5G is on the way, and it’s going to be amazing, but its birth looks like it maybe more than a little problematic.
5th generation mobile technology promises ultra-quick data speeds, you will be able to download an HD movie instantly for example, and a level of interconnectedness we have never seen before. It looks likely to become the platform on which the 21st century will be built. It will facilitate autonomous vehicles and the drone that will deliver your pizza, it will allow your cupboard to talk to your fridge, and allow you to switch on your toaster from the other side of the globe, which I have yet to fully understand the benefits of, but I’m sure I won’t be able to live without it as soon as I have the ability. No doubt there are countless innovations that will spring from the technology that most of us are unable to conceive of right now.
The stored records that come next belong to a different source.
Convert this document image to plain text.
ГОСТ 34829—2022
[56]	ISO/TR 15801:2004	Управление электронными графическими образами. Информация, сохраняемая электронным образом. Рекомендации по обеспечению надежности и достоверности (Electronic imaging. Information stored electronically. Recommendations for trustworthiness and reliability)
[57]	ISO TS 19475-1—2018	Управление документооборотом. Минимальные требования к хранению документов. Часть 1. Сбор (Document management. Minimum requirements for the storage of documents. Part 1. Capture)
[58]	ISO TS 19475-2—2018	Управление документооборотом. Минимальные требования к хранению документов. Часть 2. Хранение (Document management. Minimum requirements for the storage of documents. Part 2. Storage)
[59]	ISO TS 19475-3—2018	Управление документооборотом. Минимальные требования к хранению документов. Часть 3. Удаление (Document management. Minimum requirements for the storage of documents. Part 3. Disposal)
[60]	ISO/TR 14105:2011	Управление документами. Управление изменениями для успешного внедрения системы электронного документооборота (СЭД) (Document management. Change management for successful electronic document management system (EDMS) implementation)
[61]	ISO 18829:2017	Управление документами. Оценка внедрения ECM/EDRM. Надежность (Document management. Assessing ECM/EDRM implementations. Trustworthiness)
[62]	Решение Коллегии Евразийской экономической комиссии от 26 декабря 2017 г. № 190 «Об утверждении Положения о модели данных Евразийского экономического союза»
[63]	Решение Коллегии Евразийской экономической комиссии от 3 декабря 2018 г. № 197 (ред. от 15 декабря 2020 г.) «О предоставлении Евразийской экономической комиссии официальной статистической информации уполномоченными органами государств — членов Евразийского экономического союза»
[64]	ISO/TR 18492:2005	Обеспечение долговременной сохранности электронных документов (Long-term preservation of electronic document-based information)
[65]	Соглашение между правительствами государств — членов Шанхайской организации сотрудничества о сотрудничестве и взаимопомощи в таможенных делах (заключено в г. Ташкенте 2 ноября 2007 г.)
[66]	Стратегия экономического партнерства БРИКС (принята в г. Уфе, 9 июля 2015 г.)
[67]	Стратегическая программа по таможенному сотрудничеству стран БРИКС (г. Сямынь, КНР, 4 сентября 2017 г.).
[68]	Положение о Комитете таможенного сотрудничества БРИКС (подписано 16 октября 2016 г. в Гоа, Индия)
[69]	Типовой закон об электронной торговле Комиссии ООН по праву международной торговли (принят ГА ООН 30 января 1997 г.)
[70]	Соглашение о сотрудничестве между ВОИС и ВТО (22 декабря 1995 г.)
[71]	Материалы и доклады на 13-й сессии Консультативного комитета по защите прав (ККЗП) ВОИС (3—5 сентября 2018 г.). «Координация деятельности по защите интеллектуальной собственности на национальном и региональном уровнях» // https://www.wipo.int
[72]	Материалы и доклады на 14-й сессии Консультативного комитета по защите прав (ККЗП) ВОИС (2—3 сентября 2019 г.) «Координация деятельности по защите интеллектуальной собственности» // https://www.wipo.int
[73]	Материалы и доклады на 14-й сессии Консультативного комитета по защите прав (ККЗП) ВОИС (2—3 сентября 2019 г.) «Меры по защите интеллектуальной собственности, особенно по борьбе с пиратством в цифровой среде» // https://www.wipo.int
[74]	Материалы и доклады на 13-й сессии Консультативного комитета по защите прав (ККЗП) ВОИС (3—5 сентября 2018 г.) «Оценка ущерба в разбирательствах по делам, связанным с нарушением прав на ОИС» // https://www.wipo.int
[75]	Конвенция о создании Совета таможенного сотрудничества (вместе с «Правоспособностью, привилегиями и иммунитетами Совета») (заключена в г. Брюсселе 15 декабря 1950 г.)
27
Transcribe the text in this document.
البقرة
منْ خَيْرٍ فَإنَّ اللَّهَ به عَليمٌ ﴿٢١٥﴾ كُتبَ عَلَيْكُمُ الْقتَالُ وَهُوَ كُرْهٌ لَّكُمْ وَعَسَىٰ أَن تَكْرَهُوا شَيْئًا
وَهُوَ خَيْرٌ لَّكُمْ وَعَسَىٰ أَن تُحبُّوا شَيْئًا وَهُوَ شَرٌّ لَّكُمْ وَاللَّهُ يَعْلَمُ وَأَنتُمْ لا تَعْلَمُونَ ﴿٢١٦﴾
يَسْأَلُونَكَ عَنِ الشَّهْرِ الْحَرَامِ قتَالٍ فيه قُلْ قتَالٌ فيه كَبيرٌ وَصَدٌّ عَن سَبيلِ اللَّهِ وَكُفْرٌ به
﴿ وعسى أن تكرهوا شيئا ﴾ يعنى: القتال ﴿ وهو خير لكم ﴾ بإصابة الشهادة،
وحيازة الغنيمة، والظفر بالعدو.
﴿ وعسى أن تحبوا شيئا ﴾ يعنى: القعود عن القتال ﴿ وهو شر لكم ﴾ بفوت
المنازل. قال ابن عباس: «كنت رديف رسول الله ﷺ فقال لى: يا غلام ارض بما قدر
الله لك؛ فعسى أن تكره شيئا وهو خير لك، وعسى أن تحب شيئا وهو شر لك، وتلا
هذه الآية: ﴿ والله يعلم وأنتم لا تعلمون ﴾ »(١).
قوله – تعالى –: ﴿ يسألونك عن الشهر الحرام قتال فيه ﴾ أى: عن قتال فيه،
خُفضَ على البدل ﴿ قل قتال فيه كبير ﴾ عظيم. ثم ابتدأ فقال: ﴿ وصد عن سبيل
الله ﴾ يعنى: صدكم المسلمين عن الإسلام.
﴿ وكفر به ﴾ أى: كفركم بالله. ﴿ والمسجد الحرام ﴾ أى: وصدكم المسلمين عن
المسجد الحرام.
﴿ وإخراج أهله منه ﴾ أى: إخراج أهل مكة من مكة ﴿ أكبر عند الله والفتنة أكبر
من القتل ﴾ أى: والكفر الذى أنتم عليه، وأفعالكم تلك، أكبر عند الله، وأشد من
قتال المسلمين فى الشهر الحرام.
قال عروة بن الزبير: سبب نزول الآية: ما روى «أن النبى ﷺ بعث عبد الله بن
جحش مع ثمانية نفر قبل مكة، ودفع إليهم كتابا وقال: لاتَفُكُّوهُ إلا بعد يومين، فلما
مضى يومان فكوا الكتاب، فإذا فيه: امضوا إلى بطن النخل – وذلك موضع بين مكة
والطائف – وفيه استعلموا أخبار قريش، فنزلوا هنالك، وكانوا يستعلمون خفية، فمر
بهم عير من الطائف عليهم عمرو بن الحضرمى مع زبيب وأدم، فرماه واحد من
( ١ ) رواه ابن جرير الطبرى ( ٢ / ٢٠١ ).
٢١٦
Some countries will auction off their 5G networks this year, no doubt for eye watering sums, and you can expect to see handsets in shops before next Christmas, but the full networks are still a couple of years away.
The industry is expected to be worth $123 billion in five years’ time, so as you would expect that the race to dominate the technology is on, and is ultra -competitive.
The early leader, by quite some margin is Chinese firm Huawei, and it is making a few western governments feel a little uneasy. Huawei’s rise has been spectacular, from a small time player in the domestic market, it has rapidly risen to become the third largest manufacturer of smartphones in the world, and it looks likely to take the top spot before too long as it out innovates Apple and Samsung while keeping their prices a couple of hundred dollars cheaper. Apple is struggling with sales in the Far East, as Huawei takes their market share in huge chunks, but it is in the manufacture and development of the hardware behind 5G network that Huawei enjoys a huge lead over all other companies.
If you want a 5G network for your country any time soon, you have little choice but to buy the kit from Huawei. Here is the problem, and it’s a big one. The Chinese government requires Huawei, and all Chinese firms, to share data with it’s national intelligence services upon request. Late last year Huawei’s chief financial officer was arrested in Canada, charged with money laundering, breaking sanctions with Iraq, and industrial espionage, specifically the theft of the intellectual property of German firm T-Mobile amongst others.
Western governments are understandably reticent to allow 5g infrastructure to be provided by a firm that potentially tells tales to the Chinese government and there are fears of a mythical ‘kill switch’ built into the technologies. Specifically the fear is that if things aren’t going China’s way they can switch off another country’s autonomous car, power grids, and communications networks, and use those data networks to intercept government business for nefarious purposes. Foreign governments also may wish to slow down Huawei’s exponential growth to allow their own domestic firms to catch up a bit. Australia and New Zealand have already banned spending on Huawei equipment in their own national infrastructure, and the US has been threatening trading relations with foreign governments that use Huawei kit. But banning their presence is also fraught with problems.
There are few competitors that come close to Huawei for leading 5G technology, so if you try another route, the chances are that you may miss the boat, hobbling your national economy while you try to play catch up. Banning Huawei and other Chinese firms also runs the near certain risk of kicking off a trade war. Since China’s economic rise of the last two decades, there are very few global firms that don’t rely on selling into the Chinese market for a good chunk of their bottom line. Germany is a good example of the precarious position any Western government are in. The country has some of the slowest internet in the developed world, it needs 5G badly to ensure that it keeps it’s competitive edge, but companies like BMW have huge markets in China, and have signed joint business ventures in the country. Ban Huawei and you can bet China will ban BMW, meanwhile the German government is under pressure from the US government not to get too close to Huawei, particularly as the US has a significant military presence in the country and doesn’t want to have its communications routed through Huawei infrastructure.
5G looks set to change the world in some pretty profound ways in a handful of years at most but thanks to Western firms being asleep at the wheel it is going to come at a cost. Is it a cost worth paying? Only time will tell.